Eu não devia me preocupar com a forma que Josh falou, ele tinha toda razão, Amanda era gostosa aos olhos de todos, mas aquilo não significava que eles iriam tentar alguma coisa com ela e até mesmo conseguir. Eu devia apenas confiar em meu noivo.
— Louise, seu nome, certo? — perguntou, retirando do decote um cigarro e um isqueiro. — Importa-se?
Na verdade eu me importava sim, pois nunca suportei cheiro de cigarro e ela já havia sentado alí contra a minha vontade, mas tudo que fiz foi negar esperando a melhor oportunidade para levantar e sair.
— Você é a noiva do irmão de Jason...— Observei ela tragar o cigarro com a cabeça um pouco inclinada para trás fitando o prédio a nossa frente e logo em seguida seus olhos encontraram os meus.
— Sim. A quanto tempo você conhece o Jason? — Eu sabia que aquela resposta seria útil para Milena.
— Um pouco mais de um mês, coincidentemente tinhamos planos de visitar Weston e decidimos vir juntos.
— Então, você veio a turismo?
— A trabalho. — Amanda soprou a fumaça que veio justamente para meu rosto e me esforcei para não reclamar.
— Com o quê você trabalha? — perguntei, começando a me recriminar por estar ficando curiosa demais.
— Com o meu corpo. — Meus olhos quase saltaram e virei a cabeça em outra direção para não permitir que notasse minha surpresa. Amanda é garota de programa? — Sou modelo. — respondeu minha pergunta mental e percebi que sorriu logo em seguida. — Tenho um amigo fotógrafo que vive aqui e vamos fazer uns trabalhos juntos.
— Oh, entendo...
— Tenho cara se prostituta? — Tentei negar, mas acredito que não consegui ser muito convincente. — E você, em quê trabalha?
— Sou professora.
Amanda demonstrou-se interessada em meu trabalho, segundo ela eu não tenho cara de professora. E mesmo que tenha ficado me perguntando de quê exatamente eu tenho cara, optei por não perguntar, me resumindo a apenas responder suas perguntas sobre como era a profissão.

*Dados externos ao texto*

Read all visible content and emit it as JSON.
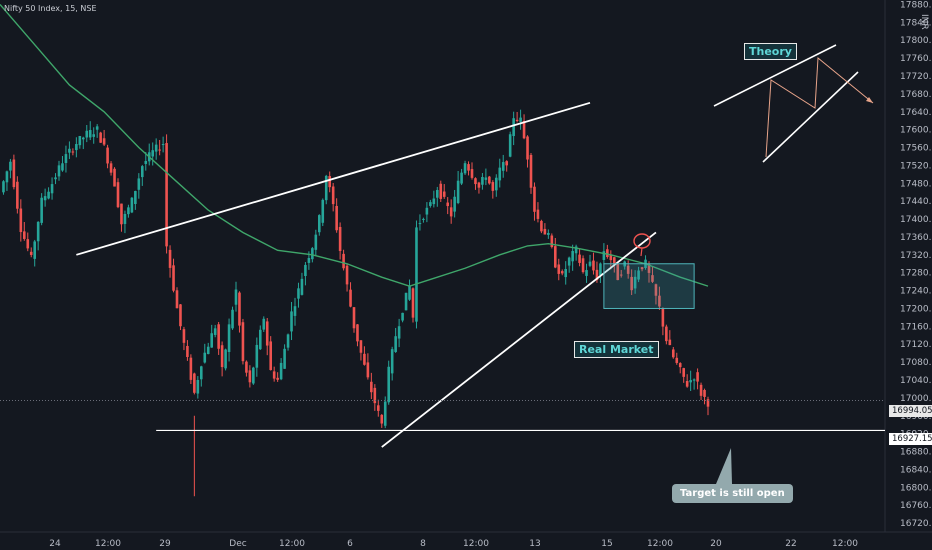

Depois que as perguntas acabaram pedi licença e saí, pois não queria ficar a noite inteira alí conversando com ela. Na verdade desejava ir para casa. Todo aquele assunto sobre profissão me fez lembrar que no dia seguinte teria que dar aula.
Procurei Josh e pedi que me levasse embora e ele no mesmo momento despediu-se de todos sem nem questionar o motivo que me levou a desejar ir tão cedo. Durante o percurso pensei sobre o que ouvi e passou por minha cabeça falar sobre o assunto, mas decidi tentar esquecer. Nos despedimos com um beijo rápido, saí do carro e fiquei o observando fazer a curva, logo seguindo para longe.
Não saía de minha cabeça o fato de Amanda ficar hospedada na casa dos Rosenfeld. Por mais que não quisesse, eu precisava admitir que estava me sentindo ameaçada.
— Homem é muito nojento mesmo — disse Milena sentando em uma das cadeiras da cafeteria após eu ter contado sobre o que ouvi na noite anterior. — Essa vadia também não se toca? Como se faz de difícil para o Jason e aceita ficar hospedada na casa dele?
— Eu achei ela legal. — Dei um gole em meu café e a vi me encarar como se eu tivesse dito o pior dos absurdos.
— Você enlouqueceu? — Dei de ombros. — Está pedindo para levar chifres? Josh não vai segurar aquele pinto dentro das calças por muito tempo com aquela tatuada desfilando seminua pela casa dele. — Olhei ao redor sentindo-me constrangida pela forma que ela falou em alto e bom som.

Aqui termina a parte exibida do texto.